Print forward output.

Args:

  • nodenames (str): Node names.

  • every (int): Print every.

  • total (int): Total.

  • tags (List[str]): Tags.

  • train_only (bool): Train only.

  • localrank0_only (bool): Local rank 0 only.

Raises:

  • ValueError: If the nodenames is not valid.

method remove

remove(query)

Remove a node.

Args:

  • query (str): Query.

Raises:

  • ValueError: If the query is not valid.

method run

run(self, tasks, devices='auto', run_id: str='none', out_dir: str=None, resume_from: str=None, seed=0)

Ellipsis


method run

run(self, tasks, launcher: ElasticLauncher=None, run_id: str='none', out_dir: str=None, resume_from: str=None, seed=0)

Ellipsis


method run

run(self, tasks, devices='auto', run_id='none', nnodes='1:1', dist_backend='auto', monitor_interval=5, node_rank=0, master_addr='127.0.0.1', master_port=None, redirects='2', tee='1', out_dir=None, resume_from=None, seed=0, role='default', max_restarts=0, omp_num_threads=1, start_method='spawn')

Ellipsis


method run

run(self, tasks, devices='auto', run_id='none', nnodes='1:1', dist_backend='auto', monitor_interval=5, rdzv_endpoint='', rdzv_backend='static', rdzv_configs='', standalone=False, redirects='2', tee='1', out_dir=None, resume_from=None, seed=0, role='default', max_restarts=0, omp_num_threads=1, start_method='spawn')

Ellipsis


method save_checkpoint

save_checkpoint(save_to=None, tags='*')

Save the checkpoint.

Args:

  • save_to (str): Path to save the checkpoint.
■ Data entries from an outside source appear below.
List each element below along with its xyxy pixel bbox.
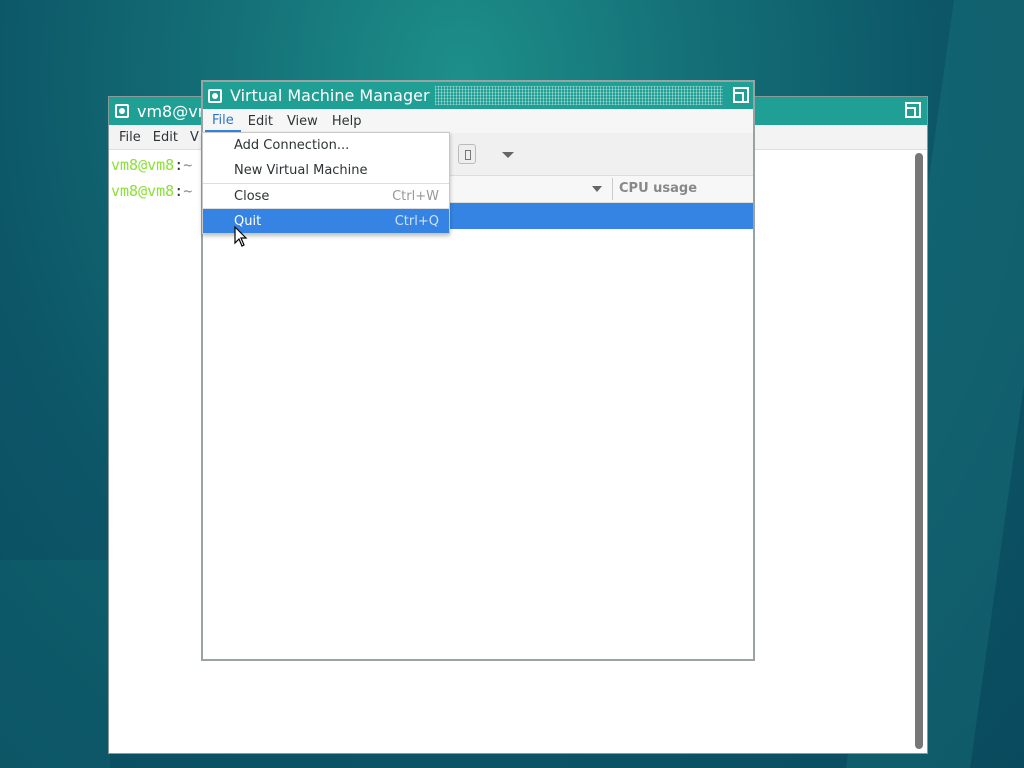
terminal-menu-file[interactable]: File xyxy=(113,130,147,145)
menu-help[interactable]: Help xyxy=(325,114,369,129)
chevron-down-icon[interactable] xyxy=(502,152,514,158)
terminal-scrollbar[interactable] xyxy=(915,153,923,749)
file-dropdown-menu: Add Connection... New Virtual Machine Cl… xyxy=(202,132,450,234)
column-cpu-usage[interactable]: CPU usage xyxy=(619,181,697,196)
mouse-pointer-icon xyxy=(234,226,248,247)
maximize-icon[interactable] xyxy=(905,102,921,118)
window-menu-icon[interactable] xyxy=(208,88,222,103)
menu-edit[interactable]: Edit xyxy=(241,114,280,129)
titlebar-hatch xyxy=(435,86,723,105)
vmm-titlebar[interactable]: Virtual Machine Manager xyxy=(203,82,753,109)
maximize-icon[interactable] xyxy=(733,87,749,103)
window-menu-icon[interactable] xyxy=(115,104,129,118)
sort-arrow-icon[interactable] xyxy=(592,186,602,192)
column-divider xyxy=(612,178,613,200)
vmm-title: Virtual Machine Manager xyxy=(230,86,430,105)
vmm-menubar: File Edit View Help xyxy=(203,109,753,133)
menu-item-add-connection[interactable]: Add Connection... xyxy=(203,133,449,158)
menu-view[interactable]: View xyxy=(280,114,325,129)
menu-item-close[interactable]: Close Ctrl+W xyxy=(203,183,449,208)
menu-item-new-vm[interactable]: New Virtual Machine xyxy=(203,158,449,183)
menu-file[interactable]: File xyxy=(205,111,241,132)
shutdown-button[interactable] xyxy=(458,144,476,164)
terminal-menu-edit[interactable]: Edit xyxy=(147,130,184,145)
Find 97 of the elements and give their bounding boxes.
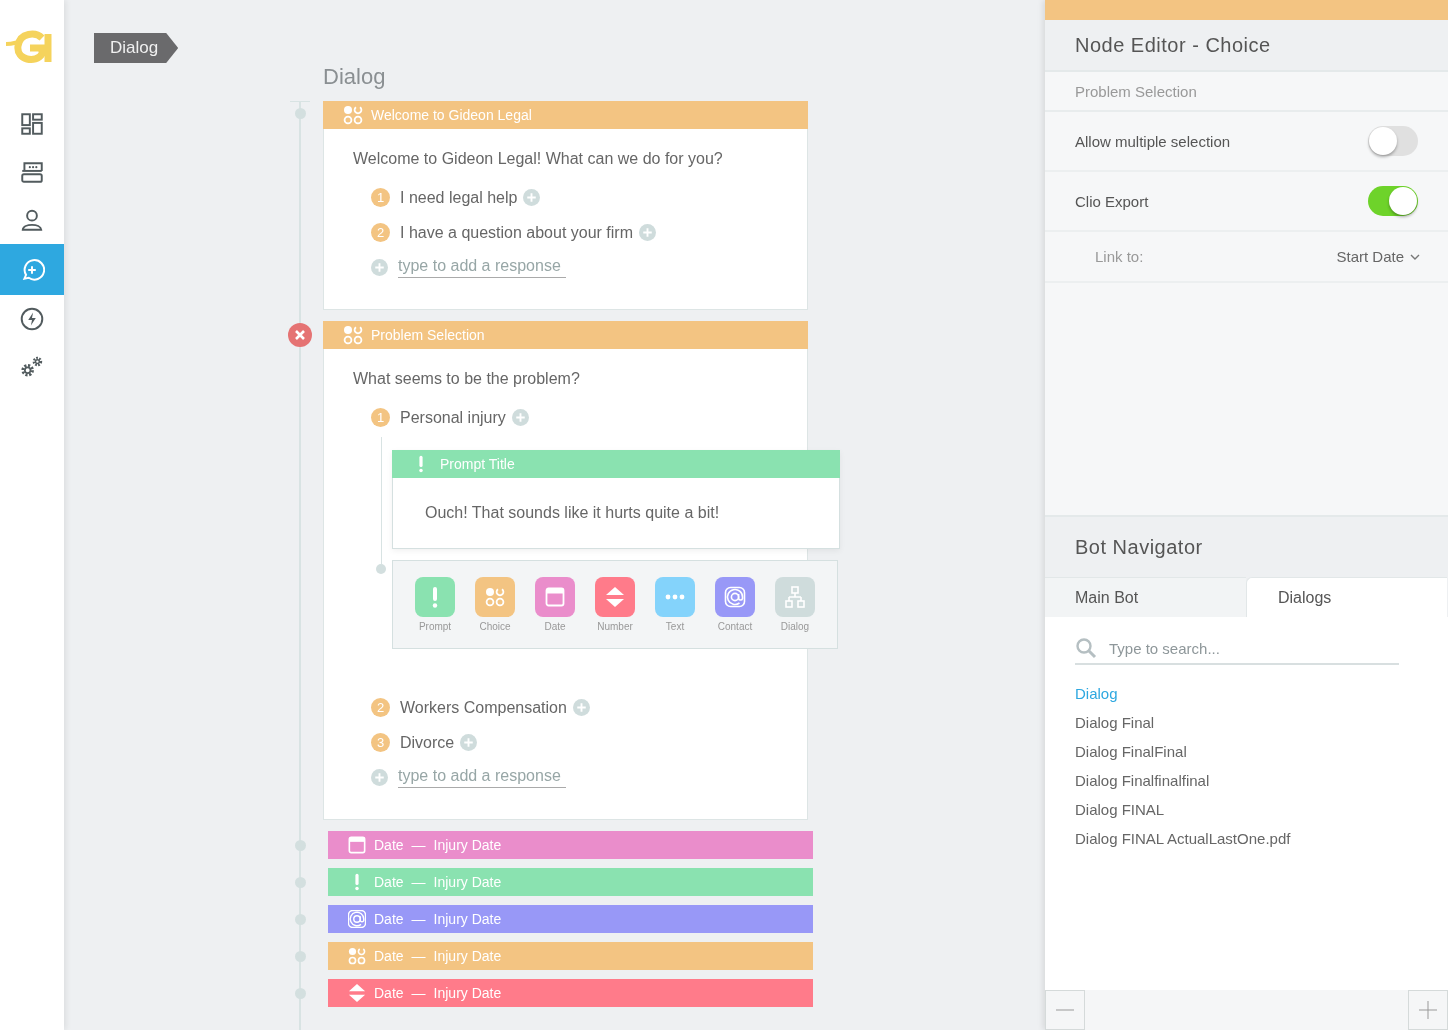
dialog-list-item[interactable]: Dialog (1045, 679, 1448, 708)
response-input[interactable]: type to add a response (398, 257, 566, 278)
panel-title: Bot Navigator (1075, 535, 1203, 559)
exclamation-icon (419, 455, 423, 473)
node-type-label: Date (374, 948, 404, 964)
plus-button[interactable] (1408, 990, 1448, 1030)
node-type-button[interactable]: Dialog (765, 577, 825, 632)
delete-button[interactable] (288, 323, 312, 347)
search-icon (1075, 637, 1097, 659)
node-type-label: Date (374, 985, 404, 1001)
link-label: Link to: (1095, 248, 1144, 265)
prompt-message: Ouch! That sounds like it hurts quite a bit! (425, 504, 720, 522)
node-type-button[interactable]: Contact (705, 577, 765, 632)
response-input[interactable]: type to add a response (398, 767, 566, 788)
chevron-down-icon (1410, 253, 1420, 260)
at-sign-icon (715, 577, 755, 617)
dashboard-icon (19, 111, 45, 137)
minus-button[interactable] (1045, 990, 1085, 1030)
add-response-icon[interactable] (371, 769, 388, 786)
navigator-tab[interactable]: Main Bot (1045, 577, 1246, 617)
dialog-list-item[interactable]: Dialog Final (1045, 708, 1448, 737)
node-header[interactable]: Welcome to Gideon Legal (323, 101, 808, 129)
node-type-label: Date (374, 874, 404, 890)
node-type-button[interactable]: Text (645, 577, 705, 632)
prompt-title: Prompt Title (440, 456, 515, 472)
dialog-list-item[interactable]: Dialog FINAL (1045, 795, 1448, 824)
node-title: Welcome to Gideon Legal (371, 107, 532, 123)
breadcrumb[interactable]: Dialog (94, 33, 179, 63)
canvas-title: Dialog (323, 63, 387, 91)
separator-dash: — (411, 948, 426, 964)
collapsed-node[interactable]: Date — Injury Date (328, 868, 813, 896)
response-label: I have a question about your firm (400, 223, 634, 242)
separator-dash: — (411, 911, 426, 927)
up-down-icon (595, 577, 635, 617)
node-title: Injury Date (433, 948, 502, 964)
calendar-icon (535, 577, 575, 617)
dots-icon (655, 577, 695, 617)
node-name: Problem Selection (1075, 82, 1197, 100)
response-label: Personal injury (400, 408, 506, 427)
setting-label: Allow multiple selection (1075, 132, 1231, 150)
link-dropdown[interactable]: Start Date (1336, 248, 1420, 265)
dialog-list-item[interactable]: Dialog FINAL ActualLastOne.pdf (1045, 824, 1448, 853)
node-title: Injury Date (433, 874, 502, 890)
up-down-icon (348, 984, 366, 1002)
panel-title: Node Editor - Choice (1075, 33, 1271, 57)
exclamation-icon (355, 873, 359, 891)
plus-icon (1419, 1001, 1437, 1019)
message-card-icon (19, 159, 45, 185)
calendar-icon (348, 836, 366, 854)
response-label: Workers Compensation (400, 698, 567, 717)
close-icon (294, 329, 306, 341)
node-type-button[interactable]: Prompt (405, 577, 465, 632)
response-label: Divorce (400, 733, 455, 752)
collapsed-node[interactable]: Date — Injury Date (328, 942, 813, 970)
node-type-label: Date (374, 837, 404, 853)
navigator-tab[interactable]: Dialogs (1246, 577, 1447, 617)
node-question: Welcome to Gideon Legal! What can we do for you? (353, 149, 724, 169)
add-button[interactable] (572, 699, 590, 716)
collapsed-node[interactable]: Date — Injury Date (328, 831, 813, 859)
node-type-label: Date (374, 911, 404, 927)
node-title: Injury Date (433, 985, 502, 1001)
exclamation-icon (415, 577, 455, 617)
lightning-icon (19, 306, 45, 332)
collapsed-node[interactable]: Date — Injury Date (328, 905, 813, 933)
node-title: Injury Date (433, 837, 502, 853)
add-button[interactable] (639, 224, 657, 241)
node-title: Problem Selection (371, 327, 485, 343)
setting-label: Clio Export (1075, 192, 1149, 210)
dialog-list-item[interactable]: Dialog Finalfinalfinal (1045, 766, 1448, 795)
node-type-button[interactable]: Choice (465, 577, 525, 632)
node-type-button[interactable]: Date (525, 577, 585, 632)
response-label: I need legal help (400, 188, 518, 207)
user-icon (19, 207, 45, 233)
separator-dash: — (411, 985, 426, 1001)
choice-icon (343, 325, 363, 345)
node-question: What seems to be the problem? (353, 369, 581, 389)
add-button[interactable] (460, 734, 478, 751)
add-response-icon[interactable] (371, 259, 388, 276)
hierarchy-icon (775, 577, 815, 617)
node-header[interactable]: Problem Selection (323, 321, 808, 349)
node-type-button[interactable]: Number (585, 577, 645, 632)
choice-icon (475, 577, 515, 617)
collapsed-node[interactable]: Date — Injury Date (328, 979, 813, 1007)
separator-dash: — (411, 874, 426, 890)
add-button[interactable] (511, 409, 529, 426)
choice-icon (343, 105, 363, 125)
separator-dash: — (411, 837, 426, 853)
gears-icon (19, 354, 45, 380)
dialog-list-item[interactable]: Dialog FinalFinal (1045, 737, 1448, 766)
search-input[interactable]: Type to search... (1107, 638, 1399, 658)
toggle-switch[interactable] (1368, 126, 1418, 156)
choice-icon (348, 947, 366, 965)
at-sign-icon (348, 910, 366, 928)
add-button[interactable] (523, 189, 541, 206)
node-title: Injury Date (433, 911, 502, 927)
toggle-switch[interactable] (1368, 186, 1418, 216)
minus-icon (1056, 1009, 1074, 1011)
  • tags (str): Tags to save.

Returns:

  • str: Path to the checkpoint.

Raises:

  • ValueError: If the save_to is not valid.

method select_egraph

select_egraph(query)  ExecutableGraph

Select an executable graph.

Args:

  • query (str): Query.

Returns:

  • ExecutableGraph: Executable graph.

Raises:

  • ValueError: If the query is not valid.

method select_nodes

select_nodes(*query)

Select nodes.

Args:

  • query (str): Query.

Returns:

  • list: Nodes.

Raises:

  • ValueError: If the query is not valid.

method set_gradient_accumulate

set_gradient_accumulate(every=1)

Set the gradient accumulate steps.

Args:

  • every (int): Gradient accumulate steps.

Raises:

  • ValueError: If the every is not valid.